4. Automatic Differentiation
Automatic differentiation is the implementation of the backpropagation algorithm which allows us to compute gradients of the loss function with respect to the model’s parameters through chain rule. To do so, we need to keep track of the tensors and operations along the way. In Tensorflow we use the tf.GradientTape
context to trace(recording/taping) what’s happened inside, so that we can calculate the gradients afterward with the .gradient()
from the tape object.
a = tf.Variable([4], dtype=tf.float32)
b = tf.Variable([5], dtype=tf.float32)
def f(a, b, power=2, d=3):
return tf.pow(a, power) + d * b
with tf.GradientTape(watch_accessed_variables=True) as tape:
c = f(a, b)
pprint(tape.gradient(target=c, sources=[a, b]))
[<tf.Tensor: shape=(1,), dtype=float32, numpy=array([8.], dtype=float32)>, <tf.Tensor: shape=(1,), dtype=float32, numpy=array([3.], dtype=float32)>]
By default, the context will only keep track of the variables but not the tensors, meaning that we can only ask for gradients with respect to the variables by default (through the watch_accessed_variables
argument which defaults to True
). But we can explicitly ask the tape to watch things for us.
d = tf.constant(3, dtype=tf.float32)
with tf.GradientTape() as tape:
tape.watch(d)
c = f(a, b, d=d)
pprint(tape.gradient(target=c, sources=[d]))
[<tf.Tensor: shape=(), dtype=float32, numpy=5.0>]

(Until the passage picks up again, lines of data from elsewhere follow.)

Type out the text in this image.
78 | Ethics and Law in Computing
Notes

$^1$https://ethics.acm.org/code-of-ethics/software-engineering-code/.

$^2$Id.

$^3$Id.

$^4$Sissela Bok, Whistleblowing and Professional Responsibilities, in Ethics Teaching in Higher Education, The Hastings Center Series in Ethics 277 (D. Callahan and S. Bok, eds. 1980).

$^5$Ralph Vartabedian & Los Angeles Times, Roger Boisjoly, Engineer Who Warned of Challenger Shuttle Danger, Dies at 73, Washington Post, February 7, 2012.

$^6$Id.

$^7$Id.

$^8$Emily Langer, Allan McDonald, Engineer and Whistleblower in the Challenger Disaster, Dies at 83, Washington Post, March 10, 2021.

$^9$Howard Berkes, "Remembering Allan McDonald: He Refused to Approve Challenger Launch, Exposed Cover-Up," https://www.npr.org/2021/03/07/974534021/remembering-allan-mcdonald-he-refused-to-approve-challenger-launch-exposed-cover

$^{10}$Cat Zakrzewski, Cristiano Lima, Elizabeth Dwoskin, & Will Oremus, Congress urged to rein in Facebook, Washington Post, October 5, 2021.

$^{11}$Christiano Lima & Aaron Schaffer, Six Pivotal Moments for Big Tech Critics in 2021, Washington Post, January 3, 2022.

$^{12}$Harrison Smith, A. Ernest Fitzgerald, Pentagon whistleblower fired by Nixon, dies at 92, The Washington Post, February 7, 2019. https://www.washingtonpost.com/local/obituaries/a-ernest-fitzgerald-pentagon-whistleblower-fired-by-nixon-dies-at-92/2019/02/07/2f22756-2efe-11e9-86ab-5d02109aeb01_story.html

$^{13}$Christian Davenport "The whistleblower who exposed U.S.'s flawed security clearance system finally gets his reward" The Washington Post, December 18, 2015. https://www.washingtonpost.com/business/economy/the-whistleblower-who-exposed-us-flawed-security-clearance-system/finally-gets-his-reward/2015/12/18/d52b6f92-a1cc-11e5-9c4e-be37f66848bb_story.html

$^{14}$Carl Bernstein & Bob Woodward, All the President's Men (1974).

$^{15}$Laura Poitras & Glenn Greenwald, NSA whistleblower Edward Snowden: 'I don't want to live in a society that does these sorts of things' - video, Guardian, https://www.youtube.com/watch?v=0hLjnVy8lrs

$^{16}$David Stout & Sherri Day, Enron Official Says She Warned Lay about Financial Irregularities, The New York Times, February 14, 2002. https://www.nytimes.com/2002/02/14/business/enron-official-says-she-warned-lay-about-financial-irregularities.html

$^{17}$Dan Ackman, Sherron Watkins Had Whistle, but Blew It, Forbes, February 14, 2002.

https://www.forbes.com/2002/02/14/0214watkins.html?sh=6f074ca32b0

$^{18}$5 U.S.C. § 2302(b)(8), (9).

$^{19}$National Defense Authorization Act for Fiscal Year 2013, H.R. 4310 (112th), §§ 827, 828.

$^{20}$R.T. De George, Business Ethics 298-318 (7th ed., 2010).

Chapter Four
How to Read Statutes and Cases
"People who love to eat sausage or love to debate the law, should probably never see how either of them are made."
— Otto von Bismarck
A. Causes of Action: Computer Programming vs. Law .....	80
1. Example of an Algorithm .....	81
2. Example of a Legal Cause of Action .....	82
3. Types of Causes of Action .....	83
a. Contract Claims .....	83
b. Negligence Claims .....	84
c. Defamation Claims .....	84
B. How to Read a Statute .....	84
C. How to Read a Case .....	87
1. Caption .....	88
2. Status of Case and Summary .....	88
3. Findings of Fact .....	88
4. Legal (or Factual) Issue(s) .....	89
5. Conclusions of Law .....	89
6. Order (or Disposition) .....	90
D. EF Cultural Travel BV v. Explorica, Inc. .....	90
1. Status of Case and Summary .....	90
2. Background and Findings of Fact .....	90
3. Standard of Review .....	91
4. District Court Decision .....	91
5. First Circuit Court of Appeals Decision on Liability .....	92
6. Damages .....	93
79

Note that once we extracted the gradients from the tape, the resources it holds will be released.
with tf.GradientTape() as tape:
c = f(a, b)
pprint(tape.gradient(c, [a]))
pprint(tape.gradient(c, [b]))
[<tf.Tensor: id=153, shape=(1,), dtype=float32, numpy=array([8.], dtype=float32)>] --------------------------------------------------------------------------- RuntimeError Traceback (most recent call last) <ipython-input-18-3b2edd8b0b33> in <module> 3 4 pprint(tape.gradient(c, [a])) ----> 5 pprint(tape.gradient(c, [b])) ... RuntimeError: GradientTape.gradient can only be called once on non-persistent tapes.
We can create a persistent gradient tape object to compute multiple gradients and manually release the resources.
with tf.GradientTape(persistent=True) as tape:
c = f(a, b)
pprint(tape.gradient(c, [a]))
pprint(tape.gradient(c, [b]))
del tape
[<tf.Tensor: shape=(1,), dtype=float32, numpy=array([8.], dtype=float32)>] [<tf.Tensor: shape=(1,), dtype=float32, numpy=array([3.], dtype=float32)>]
5. Linear Regression
With tensors, variables, operations and automatic differentiation, we can start building models. Let’s train a linear regression model with the gradient descent algorithm.
# ground truth
true_weights = tf.constant(list(range(5)), dtype=tf.float32)[:, tf.newaxis]
# some random training data
x = tf.constant(tf.random.uniform((32, 5)), dtype=tf.float32)
y = tf.constant(x @ true_weights, dtype=tf.float32)
# model parameters
weights = tf.Variable(tf.random.uniform((5, 1)), dtype=tf.float32)
for iteration in range(1001):
with tf.GradientTape() as tape:
y_hat = tf.linalg.matmul(x, weights)
loss = tf.reduce_mean(tf.square(y - y_hat))
if not (iteration % 100):
print('mean squared loss at iteration {:4d} is {:5.4f}'.format(iteration, loss))
gradients = tape.gradient(loss, weights)
weights.assign_add(-0.05 * gradients)
pprint(weights)
mean squared loss at iteration 0 is 15.1603 mean squared loss at iteration 100 is 0.2243 mean squared loss at iteration 200 is 0.0586 mean squared loss at iteration 300 is 0.0161 mean squared loss at iteration 400 is 0.0046 mean squared loss at iteration 500 is 0.0013 mean squared loss at iteration 600 is 0.0004 mean squared loss at iteration 700 is 0.0001 mean squared loss at iteration 800 is 0.0000 mean squared loss at iteration 900 is 0.0000 mean squared loss at iteration 1000 is 0.0000 <tf.Variable 'Variable:0' shape=(5, 1) dtype=float32, numpy= array([[3.1751457e-03], [1.0003914e+00], [2.0022070e+00], [2.9992850e+00], [3.9944589e+00]], dtype=float32)>
We will use this linear regression training example in the next few chapters and gradually replacing parts of it with higher-level Tensorflow API equivalents.